Roar look to Asia

Brisbane Roar have drawn some of the Asian Football Confederation Champions League's biggest and best and coach Ange Postecoglou says he wouldn't want it any other way.

The Brisbane Roar have drawn some of the Asian Football Confederation Champions League's biggest and best and coach Ange Postecoglou says he wouldn't want it any other way.

On Tuesday, Brisbane were drawn in Group F alongside K-League (South Korea) runners-up Ulsan Hyundai Horang-I, super-rich Chinese outfit Beijing Guoan and the Japanese side that wins the final of the Emperor's Cup on New Year's Day.

There are high hopes that the Roar, who now hold the Australian record across all codes for undefeated games with their 36-match streak, will be the first Hyundai A-League side to make a significant impact in the tournament since Adelaide United finished runner-up in 2008.

Postecoglou said his club would plunge into the competition fearlessly, assuming the same aggressive attitude and approach that netted them the premiership-championship double in 2010-11.

"(The draw) is exactly what we wanted and we want to do well in it, it's not just a matter of taking part. And if you do want to do well in it, you want to meet the bigger clubs in the bigger nations," said Postecoglou.

"You don't want an easy draw. Some people hope for a soft opening, but from our point of view it's exactly what we wanted."

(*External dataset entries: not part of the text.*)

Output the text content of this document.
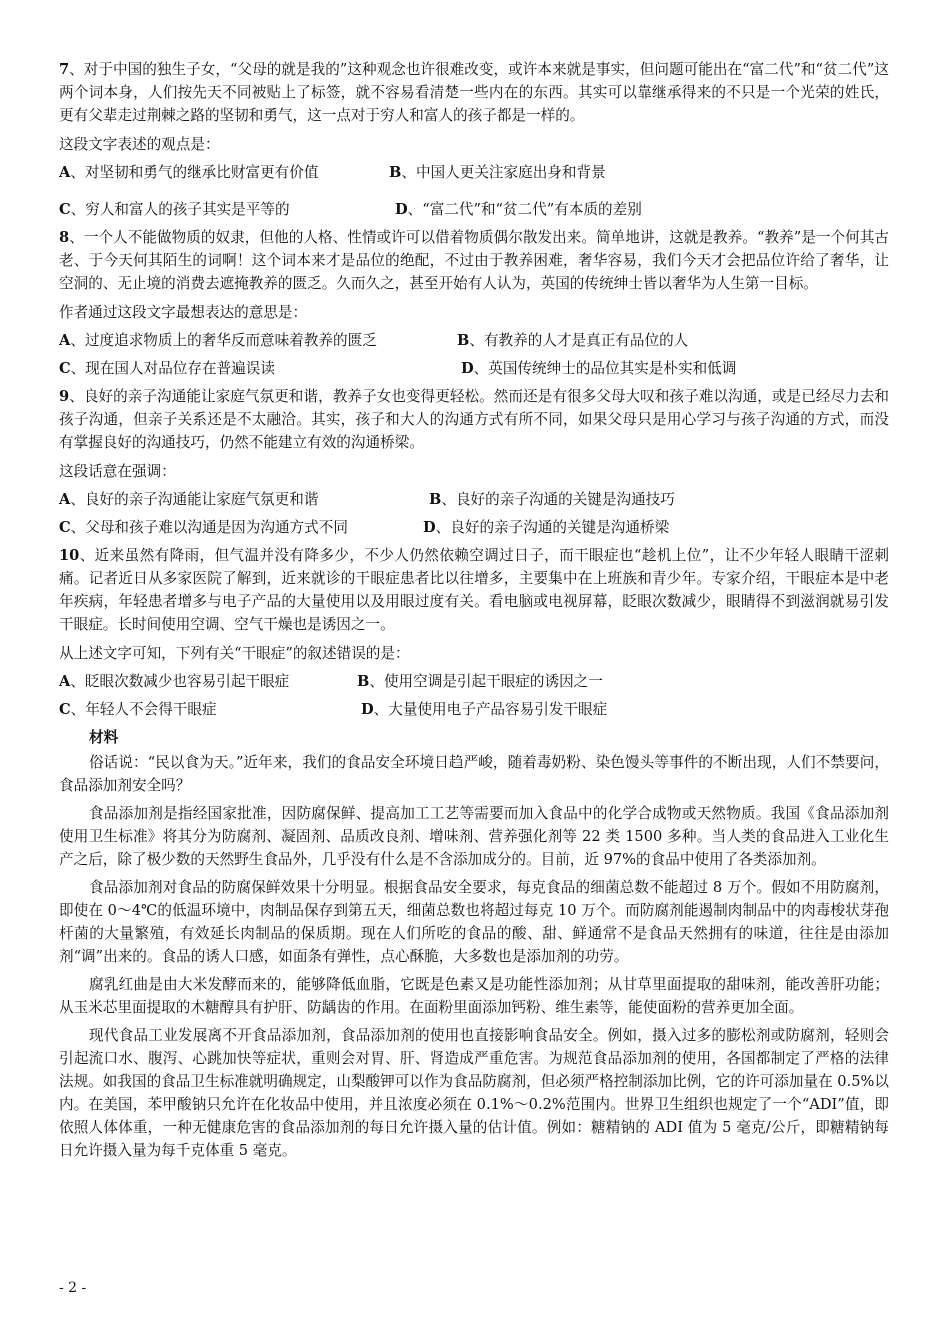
7、对于中国的独生子女，“父母的就是我的”这种观念也许很难改变，或许本来就是事实，但问题可能出在“富二代”和“贫二代”这两个词本身，人们按先天不同被贴上了标签，就不容易看清楚一些内在的东西。其实可以靠继承得来的不只是一个光荣的姓氏，更有父辈走过荆棘之路的坚韧和勇气，这一点对于穷人和富人的孩子都是一样的。

这段文字表述的观点是：

A、对坚韧和勇气的继承比财富更有价值	B、中国人更关注家庭出身和背景
C、穷人和富人的孩子其实是平等的	D、“富二代”和“贫二代”有本质的差别

8、一个人不能做物质的奴隶，但他的人格、性情或许可以借着物质偶尔散发出来。简单地讲，这就是教养。“教养”是一个何其古老、于今天何其陌生的词啊！这个词本来才是品位的绝配，不过由于教养困难，奢华容易，我们今天才会把品位许给了奢华，让空洞的、无止境的消费去遮掩教养的匮乏。久而久之，甚至开始有人认为，英国的传统绅士皆以奢华为人生第一目标。

作者通过这段文字最想表达的意思是：

A、过度追求物质上的奢华反而意味着教养的匮乏	B、有教养的人才是真正有品位的人
C、现在国人对品位存在普遍误读	D、英国传统绅士的品位其实是朴实和低调

9、良好的亲子沟通能让家庭气氛更和谐，教养子女也变得更轻松。然而还是有很多父母大叹和孩子难以沟通，或是已经尽力去和孩子沟通，但亲子关系还是不太融洽。其实，孩子和大人的沟通方式有所不同，如果父母只是用心学习与孩子沟通的方式，而没有掌握良好的沟通技巧，仍然不能建立有效的沟通桥梁。

这段话意在强调：

A、良好的亲子沟通能让家庭气氛更和谐	B、良好的亲子沟通的关键是沟通技巧
C、父母和孩子难以沟通是因为沟通方式不同	D、良好的亲子沟通的关键是沟通桥梁

10、近来虽然有降雨，但气温并没有降多少，不少人仍然依赖空调过日子，而干眼症也“趁机上位”，让不少年轻人眼睛干涩刺痛。记者近日从多家医院了解到，近来就诊的干眼症患者比以往增多，主要集中在上班族和青少年。专家介绍，干眼症本是中老年疾病，年轻患者增多与电子产品的大量使用以及用眼过度有关。看电脑或电视屏幕，眨眼次数减少，眼睛得不到滋润就易引发干眼症。长时间使用空调、空气干燥也是诱因之一。

从上述文字可知，下列有关“干眼症”的叙述错误的是：

A、眨眼次数减少也容易引起干眼症	B、使用空调是引起干眼症的诱因之一
C、年轻人不会得干眼症	D、大量使用电子产品容易引发干眼症

材料

俗话说：“民以食为天。”近年来，我们的食品安全环境日趋严峻，随着毒奶粉、染色馒头等事件的不断出现，人们不禁要问，食品添加剂安全吗？

食品添加剂是指经国家批准，因防腐保鲜、提高加工工艺等需要而加入食品中的化学合成物或天然物质。我国《食品添加剂使用卫生标准》将其分为防腐剂、凝固剂、品质改良剂、增味剂、营养强化剂等 22 类 1500 多种。当人类的食品进入工业化生产之后，除了极少数的天然野生食品外，几乎没有什么是不含添加成分的。目前，近 97%的食品中使用了各类添加剂。

食品添加剂对食品的防腐保鲜效果十分明显。根据食品安全要求，每克食品的细菌总数不能超过 8 万个。假如不用防腐剂，即使在 0～4℃的低温环境中，肉制品保存到第五天，细菌总数也将超过每克 10 万个。而防腐剂能遏制肉制品中的肉毒梭状芽孢杆菌的大量繁殖，有效延长肉制品的保质期。现在人们所吃的食品的酸、甜、鲜通常不是食品天然拥有的味道，往往是由添加剂“调”出来的。食品的诱人口感，如面条有弹性，点心酥脆，大多数也是添加剂的功劳。

腐乳红曲是由大米发酵而来的，能够降低血脂，它既是色素又是功能性添加剂；从甘草里面提取的甜味剂，能改善肝功能；从玉米芯里面提取的木糖醇具有护肝、防龋齿的作用。在面粉里面添加钙粉、维生素等，能使面粉的营养更加全面。

现代食品工业发展离不开食品添加剂，食品添加剂的使用也直接影响食品安全。例如，摄入过多的膨松剂或防腐剂，轻则会引起流口水、腹泻、心跳加快等症状，重则会对胃、肝、肾造成严重危害。为规范食品添加剂的使用，各国都制定了严格的法律法规。如我国的食品卫生标准就明确规定，山梨酸钾可以作为食品防腐剂，但必须严格控制添加比例，它的许可添加量在 0.5%以内。在美国，苯甲酸钠只允许在化妆品中使用，并且浓度必须在 0.1%～0.2%范围内。世界卫生组织也规定了一个“ADI”值，即依照人体体重，一种无健康危害的食品添加剂的每日允许摄入量的估计值。例如：糖精钠的 ADI 值为 5 毫克/公斤，即糖精钠每日允许摄入量为每千克体重 5 毫克。

- 2 -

"We're not putting any limits on anything. It's the same as the A-League. The key thing for us is if we can play our style of football against the best teams in Asia."

"We're not going to take a negative mindset or go out there and play for results. We play a certain way and we want to see if we can do that against better quality opposition."

One of the greatest challenges standing in the way of the Australian clubs has been the unmatchable buying power of their Asian rivals, who can shop big to compile high-powered international rosters.

Postecoglou said that Brisbane would look at their options closer to their March opener against the Japanese side at Suncorp Stadium, but at this point were willing to back the lower-profile talent already percolating in the Hyundai A-League.

"The opportunity (to recruit) is there, and (it'll depend on) how we get through January, because obviously the January (trade) market opens and we might lose a couple of players. But at this point in time I'm really happy with the squad and the way it's developing," said Postecoglou.

"The reality of it is we can't match the funds of these overseas clubs, particularly the three countries that we're facing. With the salary cap issues that we've got in the local competition, it just isn't feasible."

"But that doesn't matter we can be competitive and can do what we want to do, so our objectives remain the same."